Making the code cleaner: What can be fixed in the Linux kernel
Surely many would like to try to change something in the Linux kernel for the better, but do not know where to start. I want to describe several problems that everyone can fix, and use an example to show the way from finding a problem to publishing its fix on the mailing list. In the course of the story, the reader will get acquainted with some auxiliary utilities.
From year to year, the same trivial problems wander from driver to driver, often associated with ignorance of some standard practices, utilities or extensions that exist in the Linux kernel.
Here is a short list of these kinds of problems:
Typos and typos in the documentation and comments are not uncommon.

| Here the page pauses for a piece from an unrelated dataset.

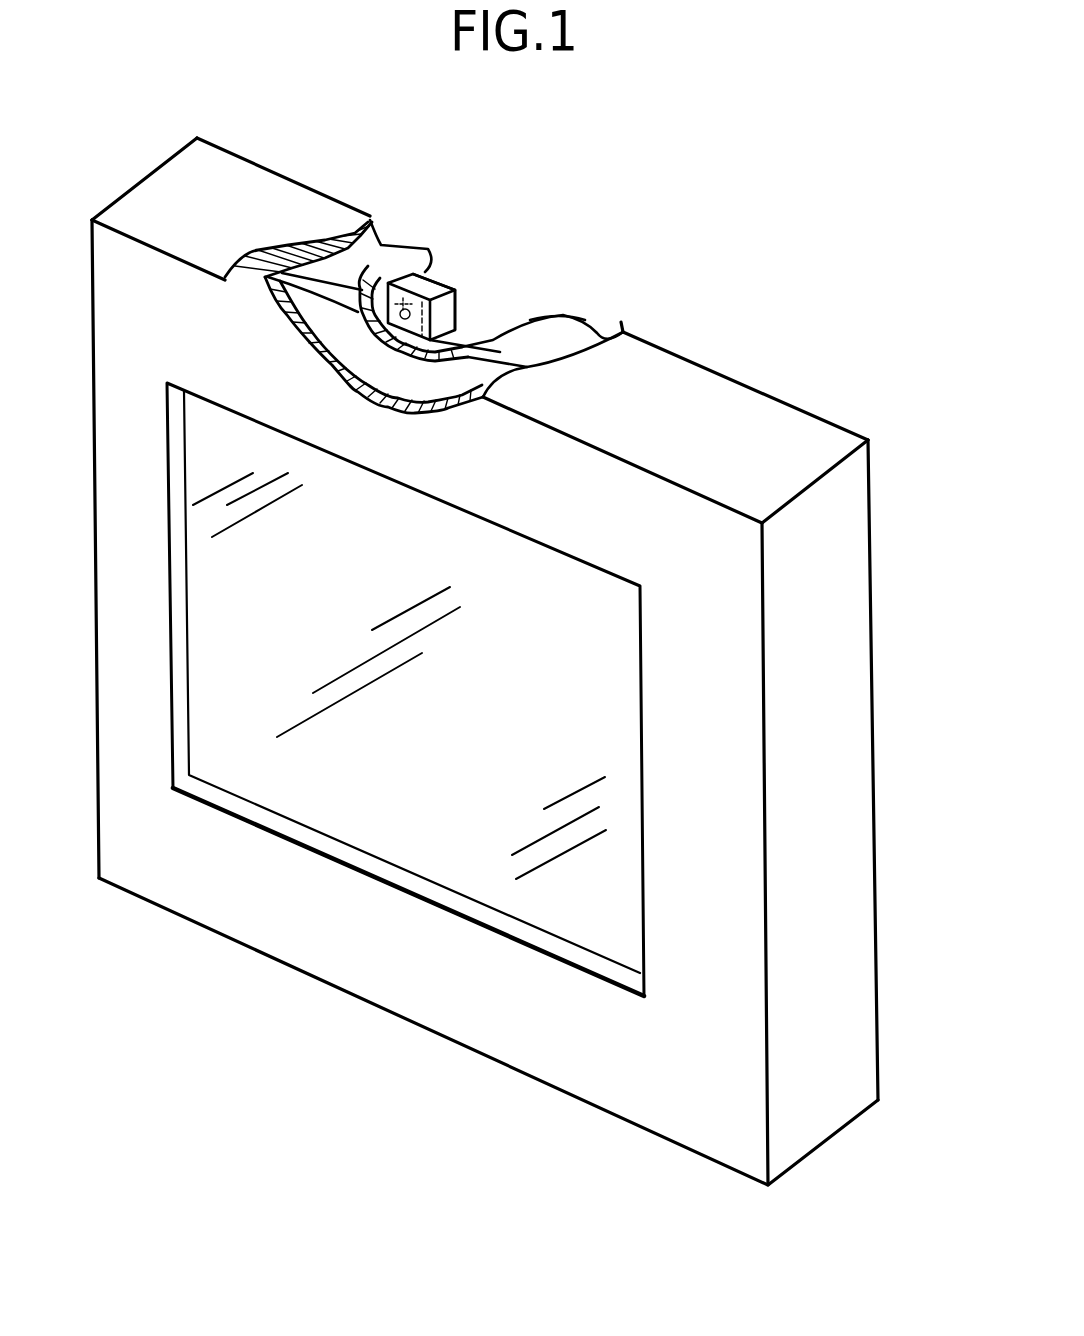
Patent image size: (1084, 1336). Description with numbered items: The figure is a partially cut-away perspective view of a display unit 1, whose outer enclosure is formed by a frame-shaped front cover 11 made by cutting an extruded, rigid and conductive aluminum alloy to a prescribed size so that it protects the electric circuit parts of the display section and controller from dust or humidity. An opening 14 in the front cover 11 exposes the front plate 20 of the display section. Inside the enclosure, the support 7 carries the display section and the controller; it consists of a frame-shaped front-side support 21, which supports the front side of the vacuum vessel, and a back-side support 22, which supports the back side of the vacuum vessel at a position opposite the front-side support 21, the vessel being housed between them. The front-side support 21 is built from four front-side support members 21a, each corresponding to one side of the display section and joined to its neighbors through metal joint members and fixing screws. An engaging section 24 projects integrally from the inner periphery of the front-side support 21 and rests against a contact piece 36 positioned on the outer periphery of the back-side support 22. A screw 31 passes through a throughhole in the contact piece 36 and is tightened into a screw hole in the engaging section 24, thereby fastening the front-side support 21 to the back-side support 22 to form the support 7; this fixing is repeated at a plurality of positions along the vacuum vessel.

One person, namely Lucas De Marchi, developed a special codespell utility to catch such typos.
The following example will tell everything about himself.
Clone the kernel:
Please note that we will work with the freshest, that is, with the linux-next tree.
We make a test run
Now fix:
We look at what happened:
Not so much a problem as an improvement in code readability and microoptimization: often a significant reduction in the amount of memory used on the stack when a function is called, a decrease in the number of passed specifiers in vsnprintf ().
Earlier, I described the special extensions of the% p specifier in the kernel; now it is the turn to apply the acquired knowledge.
For simplicity, take the
% 02x [-:]% 02x [-:]% 02x pattern . It allows you to find the transmission of several bytes through the stack, which can be replaced by the extension % * ph [CDN] .
Let's look in the code:
What we will do next, I will describe in the example below. In the meantime, we move on to the following problem areas.
Here, take, for example, drivers / staging / fbtft / fbtft-bus.c, lines 99-100:
pad is defined as u16 and can be in the range from 0 to 3, i.e. from 0 to 6 bytes. As we know, memset () is a terribly optimized function, especially on small sizes. Why not apply?
Or another example from the same driver, namely drivers / staging / fbtft / fbtft-core.c, lines 1091-1096:
People didn’t know that there is bin2hex () in the kernel, not to mention that strcat () is completely superfluous - snprintf () adds the terminating '\ 0'.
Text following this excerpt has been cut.